Now, you may disagree completely with the notion that all this carbon neutrality money flowing away from programs is a waste. You may (as the BC Greens would do) see the building of B.C. enterprises capable of delivering renewable power, environmental restoration and other services as worth doing, part of building an emergent sustainable economy in the province. You may (as the BC NDP might well do) think carefully about regions without a lot of employment opportunities and figure the distortions pay off with jobs.
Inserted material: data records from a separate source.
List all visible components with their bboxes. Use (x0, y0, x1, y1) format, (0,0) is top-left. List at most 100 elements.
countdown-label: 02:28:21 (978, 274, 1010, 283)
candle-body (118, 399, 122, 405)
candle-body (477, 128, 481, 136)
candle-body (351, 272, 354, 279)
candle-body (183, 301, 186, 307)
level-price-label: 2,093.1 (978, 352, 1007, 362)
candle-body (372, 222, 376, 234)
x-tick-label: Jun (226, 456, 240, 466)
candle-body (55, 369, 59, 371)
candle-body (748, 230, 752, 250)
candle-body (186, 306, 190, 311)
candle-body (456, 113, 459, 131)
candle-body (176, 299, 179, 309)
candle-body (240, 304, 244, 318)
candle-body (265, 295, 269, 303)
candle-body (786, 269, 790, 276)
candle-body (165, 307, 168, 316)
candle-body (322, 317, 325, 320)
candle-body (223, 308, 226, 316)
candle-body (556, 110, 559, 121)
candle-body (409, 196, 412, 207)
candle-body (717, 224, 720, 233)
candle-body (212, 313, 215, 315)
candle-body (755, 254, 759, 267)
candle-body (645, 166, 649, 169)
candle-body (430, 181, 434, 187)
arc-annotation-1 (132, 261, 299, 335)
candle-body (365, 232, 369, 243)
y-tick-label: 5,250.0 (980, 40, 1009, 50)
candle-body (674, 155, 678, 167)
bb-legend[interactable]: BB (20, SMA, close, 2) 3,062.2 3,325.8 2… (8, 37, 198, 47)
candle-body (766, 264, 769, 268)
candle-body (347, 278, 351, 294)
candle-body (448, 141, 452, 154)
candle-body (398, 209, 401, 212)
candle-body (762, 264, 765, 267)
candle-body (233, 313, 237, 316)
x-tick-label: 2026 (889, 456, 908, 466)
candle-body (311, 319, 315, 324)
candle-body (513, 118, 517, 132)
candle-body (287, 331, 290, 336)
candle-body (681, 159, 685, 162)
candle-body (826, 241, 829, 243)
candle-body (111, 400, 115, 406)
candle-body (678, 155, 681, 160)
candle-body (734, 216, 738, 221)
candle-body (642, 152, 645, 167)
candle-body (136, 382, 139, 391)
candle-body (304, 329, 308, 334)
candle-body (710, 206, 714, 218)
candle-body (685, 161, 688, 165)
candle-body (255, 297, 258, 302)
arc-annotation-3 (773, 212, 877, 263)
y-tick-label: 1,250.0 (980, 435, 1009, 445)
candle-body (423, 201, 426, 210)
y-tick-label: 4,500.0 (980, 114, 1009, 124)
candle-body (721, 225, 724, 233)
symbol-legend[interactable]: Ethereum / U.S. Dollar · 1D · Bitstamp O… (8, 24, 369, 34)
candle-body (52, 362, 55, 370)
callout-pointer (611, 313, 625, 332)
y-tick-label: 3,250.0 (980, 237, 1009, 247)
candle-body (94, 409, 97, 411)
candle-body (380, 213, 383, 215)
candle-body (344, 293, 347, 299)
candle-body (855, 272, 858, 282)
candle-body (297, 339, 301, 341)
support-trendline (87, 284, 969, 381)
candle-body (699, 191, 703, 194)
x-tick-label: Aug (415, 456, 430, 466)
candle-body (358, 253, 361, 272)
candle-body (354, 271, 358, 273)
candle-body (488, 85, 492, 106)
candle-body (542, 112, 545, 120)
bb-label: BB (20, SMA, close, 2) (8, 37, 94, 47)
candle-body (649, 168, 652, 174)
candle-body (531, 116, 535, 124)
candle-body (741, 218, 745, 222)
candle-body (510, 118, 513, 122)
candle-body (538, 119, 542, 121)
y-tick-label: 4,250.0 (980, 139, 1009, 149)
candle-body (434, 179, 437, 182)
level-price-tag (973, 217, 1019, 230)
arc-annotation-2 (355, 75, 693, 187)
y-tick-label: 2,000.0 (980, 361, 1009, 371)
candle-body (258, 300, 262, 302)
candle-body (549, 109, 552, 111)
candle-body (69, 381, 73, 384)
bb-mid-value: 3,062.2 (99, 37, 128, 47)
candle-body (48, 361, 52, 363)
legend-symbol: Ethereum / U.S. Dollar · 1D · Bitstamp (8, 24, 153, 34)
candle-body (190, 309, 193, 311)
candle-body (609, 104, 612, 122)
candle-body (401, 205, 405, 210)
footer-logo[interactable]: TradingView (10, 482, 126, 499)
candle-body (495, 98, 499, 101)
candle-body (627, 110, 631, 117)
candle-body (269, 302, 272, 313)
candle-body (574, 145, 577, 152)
I think we know what the BC Liberals think, given their actions. It works for them. "Nothing to see here, move on." Especially since this isn't an issue they can point back to the 1990s and blame the NDP for.

What the Conservatives are saying (if you get down to the core of it) is that monies in the spending transfer for a hospital should be used to care for patients, and that money sent to a school district should be used to educate students. No matter how "noble" the cause, or no matter what the side-effects might be, the funds should be used for the program purpose they were allocated for. If the other things are wanted, they should be done directly, not through a roundabout back door, with salaries and other costs of handling diluting the effect.

"Know where your taxes are going and what you're getting for it." Now that's an idea worth paying attention to.

The 12 years of Liberal government have been filled with smoke and mirrors and games of redirection. There was the "not a Crown Corporation but we'll still meddle" quasi-privatization of BC Ferries. There was the sale of BC Rail (and nine years later BC Rail's residue still sops up more than a million annually for executive pay and offices). There's the "couldn't be bothered to hold the private partner to public account for the terms they proposed" deals around the Olympics (the Canada Line comes immediately to mind). There was the period where "the answer is outsourcing, what was your stupid question" was driven out of the Premier's office (and it took the Board of one of the Crown Corporations standing up and saying it would cost money, not save it, and threatening to make that public to rein it in).

It's a long, long list, and the slew of links around the Pacific Carbon Trust is just the latest one.

This is the value, in an election, of voting for a stance that matters rather than worrying about who wins. The polls say Adrian Dix's NDP will form the new government. How different would the next four years be if 25 per cent of British Columbians had voted (even if their riding went NDP instead of Liberal as a result) saying "enough of the games, make program monies deliver services."

Yes, John Cummins and his Conservatives want to return a large bloc of MLAs to Victoria. They, like every other party running, want victory.

But they'll take the victory of seeing public policy change after reaching the voters even if, this time, they don't elect many.

With 26 days to go, there's more going on than just "The Christy and Adrian Show" -- and there's more at stake than just Liberals vs NDP.

Bruce Stewart is a columnist for Beacon News, where this article first appeared. Reprinted with permission.